4. What if number of replicas is 1, and the formula is N - 1? I don't
think 0 would be valid in this case. 0 is valid only and only when
replica count is also 0.

> +		value = value_min;
> +	} else if (value >= VCLOCK_MAX) {
> +		const int value_max = VCLOCK_MAX - 1;
> +		say_warn_ratelimited("replication_synchro_quorum evaluated "
> +				     "to value %d, set to %d",
> +				     value, value_max);
> +		value = value_max;
> +	}
> +
> +	/*
> +	 * We never return 0, even if we're in bootstrap
> +	 * stage were number of replicas equals zero we
> +	 * should consider the node itself as a minimum
> +	 * quorum number.
> +	 */
> +	return MAX(1, value);> @@ -910,18 +1001,61 @@ box_set_replication_sync_lag(void)
>  	replication_sync_lag = box_check_replication_sync_lag();
>  }
>  
> +/**
> + * Assign new replication_synchro_quorum value
> + * and notify dependent subsystems.
> + */
> +static void
> +set_replication_synchro_quorum(int quorum)
> +{
> +	assert(quorum > 0 && quorum < VCLOCK_MAX);
> +
> +	replication_synchro_quorum = quorum;
> +	txn_limbo_on_parameters_change(&txn_limbo);
> +	box_raft_update_election_quorum();
> +}
> +
>  int
>  box_set_replication_synchro_quorum(void)
>  {
>  	int value = box_check_replication_synchro_quorum();
>  	if (value < 0)
>  		return -1;
> -	replication_synchro_quorum = value;
> -	txn_limbo_on_parameters_change(&txn_limbo);
> -	box_raft_update_election_quorum();
> +	set_replication_synchro_quorum(value);
>  	return 0;
>  }
>  
> +/**
> + * Renew replication_synchro_quorum value if defined
> + * as a formula and we need to recalculate it.
> + */
> +void
> +box_update_replication_synchro_quorum(void)
> +{
> +	if (cfg_isnumber("replication_synchro_quorum")) {
> +		/*
> +		 * Even if replication_synchro_quorum is a constant
> +		 * number the RAFT engine should be notified on
> +		 * change of replicas amount.
> +		 */
> +		box_raft_update_election_quorum();
> +		return;
> +	}

5. Too complex.

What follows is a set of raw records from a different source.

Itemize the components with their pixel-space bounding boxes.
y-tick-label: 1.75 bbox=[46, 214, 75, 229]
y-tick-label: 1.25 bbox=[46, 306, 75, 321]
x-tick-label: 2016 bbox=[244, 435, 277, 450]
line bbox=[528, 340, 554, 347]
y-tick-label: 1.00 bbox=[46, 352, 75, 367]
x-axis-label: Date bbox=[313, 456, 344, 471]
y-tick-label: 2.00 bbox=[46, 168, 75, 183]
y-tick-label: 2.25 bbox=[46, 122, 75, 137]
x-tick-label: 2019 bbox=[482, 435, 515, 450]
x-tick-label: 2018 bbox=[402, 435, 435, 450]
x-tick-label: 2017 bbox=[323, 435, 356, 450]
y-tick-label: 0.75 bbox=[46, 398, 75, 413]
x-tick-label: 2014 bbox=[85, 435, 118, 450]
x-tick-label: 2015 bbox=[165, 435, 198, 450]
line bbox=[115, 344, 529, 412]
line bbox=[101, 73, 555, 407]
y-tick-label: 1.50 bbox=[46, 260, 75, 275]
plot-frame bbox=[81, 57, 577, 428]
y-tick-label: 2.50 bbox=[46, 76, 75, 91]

Better move set_replication_synchro_quorum into
box_update_replication_synchro_quorum(), and call the latter
from box_set_replication_synchro_quorum(), like it was before
with the limbo and raft.

Having more than one quorum-updater function looks confusing.

> +
> +	/*
> +	 * The formula has been verified already on the bootstrap
> +	 * stage (and on dynamic reconfig as well), still there
> +	 * is a Lua call inside, heck knowns what could go wrong
> +	 * there thus panic if we're screwed.
> +	 */
> +	int value = replicaset.registered_count;
> +	int quorum = eval_replication_synchro_quorum(value);
> +	if (quorum < 0 || quorum >= VCLOCK_MAX)
> +		panic("failed to eval replication_synchro_quorum");
> +	say_info("update replication_synchro_quorum = %d", quorum);
> +	set_replication_synchro_quorum(quorum);
> +}
6.
tarantool> box.cfg{replication_synchro_quorum='"1"'}
2020-12-05 00:49:02.251 [59985] main/103/interactive I> set 'replication_synchro_quorum' configuration option to "\"1\""
---
...

I gave string "1", but it is accepted. Can it be fixed?

Why don't I see this log line "update replication_synchro_quorum",
which you use in the test in the next commit?